2
votes

We're consuming multiple kafka topics but want to give precedence to some of them (~ Quality of Service).

According to what I've found online, the consensus is to not throttle in operators but in the source, more specifically the deserializer [1].

How can we access information about the state of the streaming environment (i.e. how far topics lag behind the current offset) in the source.

Currently, we plan to convert our whole setup into CoFlatMaps [2] and have a control stream that emits the current offset-lag for all topics - low precedence stream operators then sleep according to the lag of the high precedence streams.

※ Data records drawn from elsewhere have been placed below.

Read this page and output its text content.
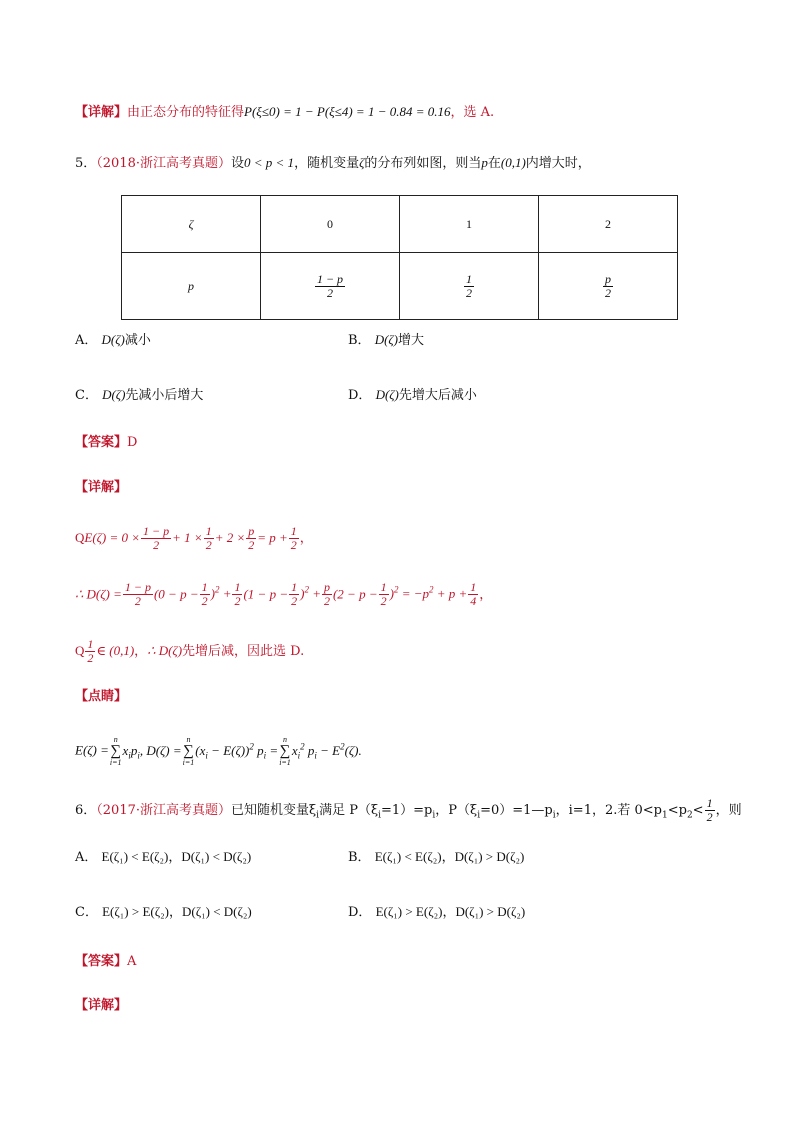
【详解】由正态分布的特征得P(ξ≤0) = 1 − P(ξ≤4) = 1 − 0.84 = 0.16，选 A.
5．（2018·浙江高考真题）设0 < p < 1，随机变量ζ的分布列如图，则当p在(0,1)内增大时，
ζ	0	1	2
p	$\frac{1 - p}{2}$	$\frac{1}{2}$	$\frac{p}{2}$
A． D(ζ)减小	B． D(ζ)增大
C． D(ζ)先减小后增大	D． D(ζ)先增大后减小
【答案】D
【详解】
$QE(\zeta) = 0 \times \frac{1 - p}{2} + 1 \times \frac{1}{2} + 2 \times \frac{p}{2} = p + \frac{1}{2}$ ，
∴ $D(\zeta) = \frac{1 - p}{2} (0 - p - \frac{1}{2} )^2 + \frac{1}{2} (1 - p - \frac{1}{2} )^2 + \frac{p}{2} (2 - p - \frac{1}{2} )^2 = -p^2 + p + \frac{1}{4}$ ，
Q $\frac{1}{2}$ ∈ (0,1)，∴ D(ζ)先增后减，因此选 D.
【点睛】
E(ζ) =
n
∑
i=1
$x_ip_i$, D(ζ) =
n
∑
i=1
$(x_i - E(\zeta))^2$ $p_i$ =
n
∑
i=1
$x_i^2$ $p_i - E^2(\zeta)$.
6．（2017·浙江高考真题）已知随机变量$\xi_i$满足 $P(\xi_i=1)=p_i$，$P(\xi_i=0)=1—p_i$，i=1，2.若 $0<p_1<p_2< \frac{1}{2}$ ，则
A． E(ζ₁) < E(ζ₂)，D(ζ₁) < D(ζ₂)	B． E(ζ₁) < E(ζ₂)，D(ζ₁) > D(ζ₂)
C． E(ζ₁) > E(ζ₂)，D(ζ₁) < D(ζ₂)	D． E(ζ₁) > E(ζ₂)，D(ζ₁) > D(ζ₂)
【答案】A
【详解】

How would you solve this problem? Tl;dr: Is there a way to share information across sources/deserializers of a taskmanager?

[1] http://apache-flink-user-mailing-list-archive.2336050.n4.nabble.com/Rate-limit-processing-td11174.html

[2] http://apache-flink-user-mailing-list-archive.2336050.n4.nabble.com/newbie-Share-state-between-streams-td7368.html

1

1 Answers

0
votes

For people need answer for this question: I run into similar topic in backpressure for flink. I found people do their rate limit in source operator and serialize part.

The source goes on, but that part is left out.